JavaEnterprise JavaAn Introduction to Apache Cocoon 2.1

An Introduction to Apache Cocoon 2.1


An Open Source Apache Software Foundation project based on open standards, Apache Cocoon is rapidly gaining momentum in the Web developer community. This is evidenced by ever increasing diverse developer and user communities, and the popularity of recent Cocoon meets that are attracting large numbers, and attendees from many parts of the world.

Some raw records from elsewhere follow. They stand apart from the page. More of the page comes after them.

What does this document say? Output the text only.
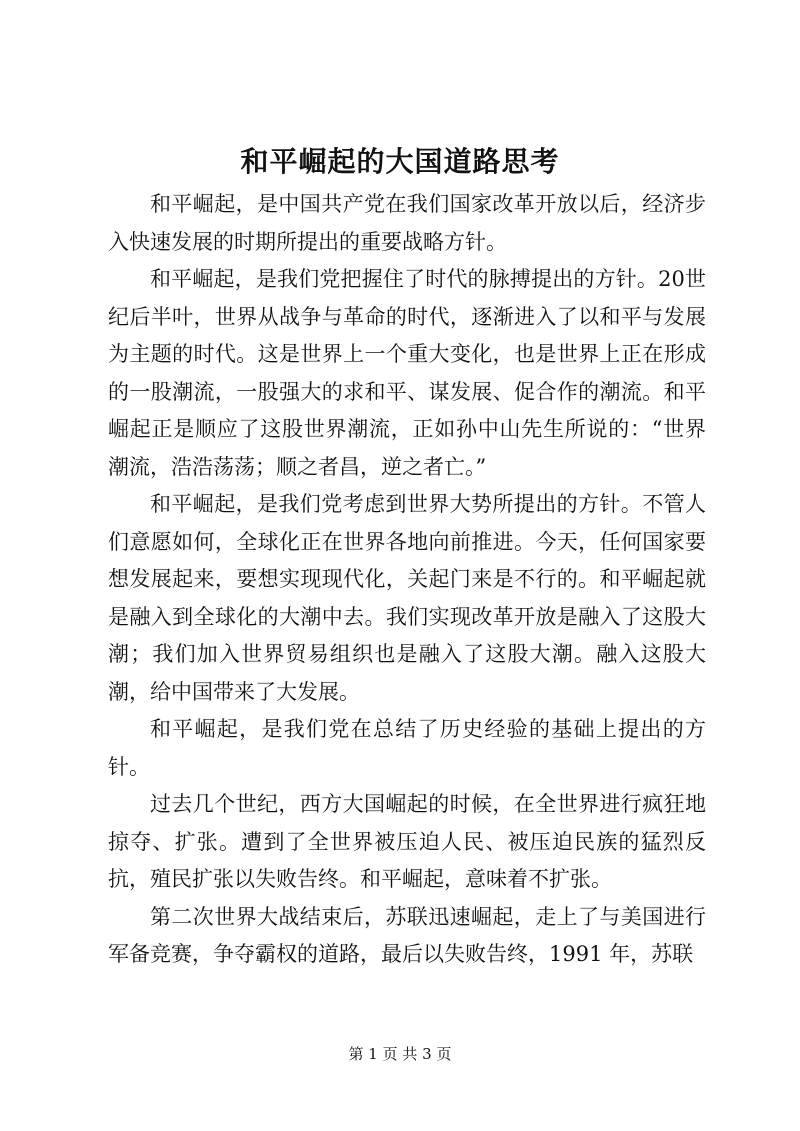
和平崛起的大国道路思考

和平崛起，是中国共产党在我们国家改革开放以后，经济步入快速发展的时期所提出的重要战略方针。

和平崛起，是我们党把握住了时代的脉搏提出的方针。20世纪后半叶，世界从战争与革命的时代，逐渐进入了以和平与发展为主题的时代。这是世界上一个重大变化，也是世界上正在形成的一股潮流，一股强大的求和平、谋发展、促合作的潮流。和平崛起正是顺应了这股世界潮流，正如孙中山先生所说的：“世界潮流，浩浩荡荡；顺之者昌，逆之者亡。”

和平崛起，是我们党考虑到世界大势所提出的方针。不管人们意愿如何，全球化正在世界各地向前推进。今天，任何国家要想发展起来，要想实现现代化，关起门来是不行的。和平崛起就是融入到全球化的大潮中去。我们实现改革开放是融入了这股大潮；我们加入世界贸易组织也是融入了这股大潮。融入这股大潮，给中国带来了大发展。

和平崛起，是我们党在总结了历史经验的基础上提出的方针。

过去几个世纪，西方大国崛起的时候，在全世界进行疯狂地掠夺、扩张。遭到了全世界被压迫人民、被压迫民族的猛烈反抗，殖民扩张以失败告终。和平崛起，意味着不扩张。

第二次世界大战结束后，苏联迅速崛起，走上了与美国进行军备竞赛，争夺霸权的道路，最后以失败告终，1991 年，苏联

第 1 页 共 3 页
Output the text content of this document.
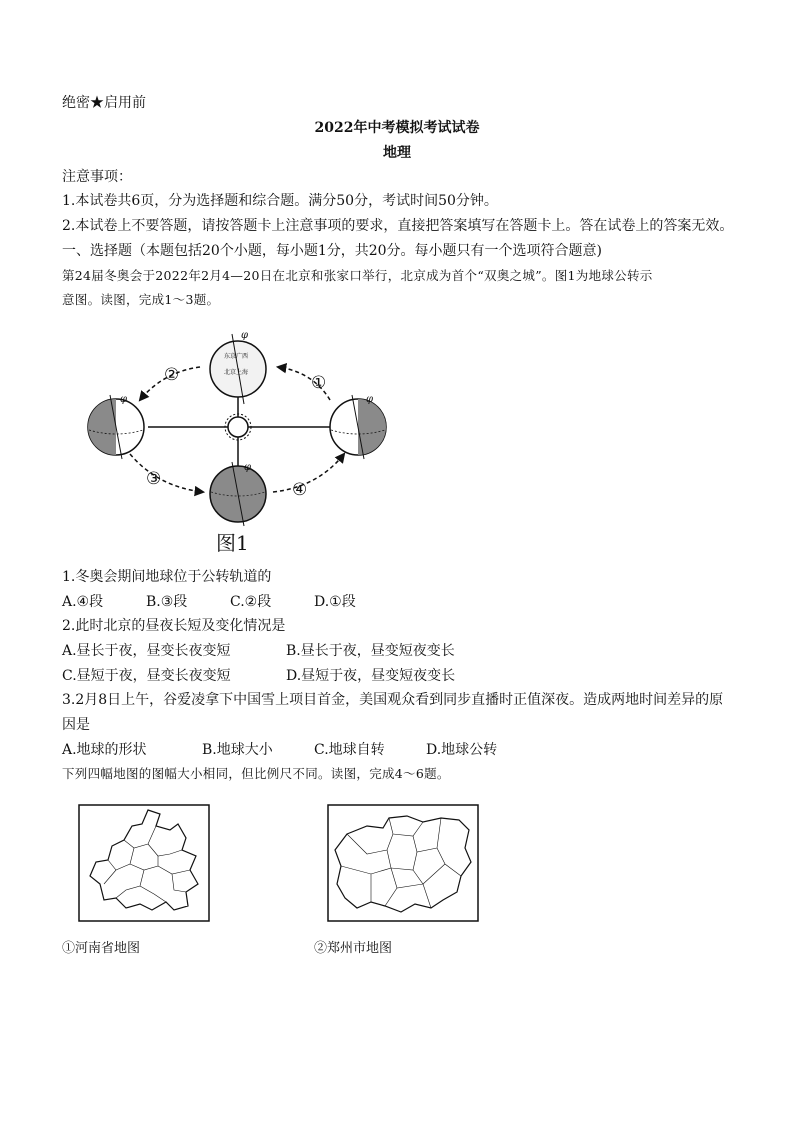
绝密★启用前
2022年中考模拟考试试卷
地理
注意事项：
1.本试卷共6页，分为选择题和综合题。满分50分，考试时间50分钟。
2.本试卷上不要答题，请按答题卡上注意事项的要求，直接把答案填写在答题卡上。答在试卷上的答案无效。
一、选择题（本题包括20个小题，每小题1分，共20分。每小题只有一个选项符合题意)
第24届冬奥会于2022年2月4—20日在北京和张家口举行，北京成为首个“双奥之城”。图1为地球公转示
意图。读图，完成1～3题。
东京广西
北京上海
φ
φ	φ
φ
①
②
③
④
图1
1.冬奥会期间地球位于公转轨道的
A.④段	B.③段	C.②段	D.①段
2.此时北京的昼夜长短及变化情况是
A.昼长于夜，昼变长夜变短	B.昼长于夜，昼变短夜变长
C.昼短于夜，昼变长夜变短	D.昼短于夜，昼变短夜变长
3.2月8日上午，谷爱凌拿下中国雪上项目首金，美国观众看到同步直播时正值深夜。造成两地时间差异的原
因是
A.地球的形状	B.地球大小	C.地球自转	D.地球公转
下列四幅地图的图幅大小相同，但比例尺不同。读图，完成4～6题。
①河南省地图	②郑州市地图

This article focuses on Apache Cocoon 2.1 and is intended to be an introduction to Cocoon and the concepts behind it.

What is Apache Cocoon?

Essentially, Cocoon is a Web development framework. It provides the developer with the infrastructure needed to quickly build flexible, maintainable, scalable, and robust XML Server Applications.

Cocoon is implemented as an abstract Java engine, and as such, can be run from both within an Application Server or from the command line. Cocoon introduces the concepts of “component pipelines” and “Cocoon flow” to Web Application building, to form the basis of a powerful Web architecture. It allows for easy:

  • Content aggregation
  • Pluggable multi-step XML transformations/augmentations (Typically via XSLT)
  • Pluggable Multi-Channeling
  • Internationalization
  • Form handling and validation (Cocoon Forms/Woody)
  • Centralized application flow logic with Cocoon Flow while at the same encouraging maintainable, robust code and promoting Separation of Concerns (SoC)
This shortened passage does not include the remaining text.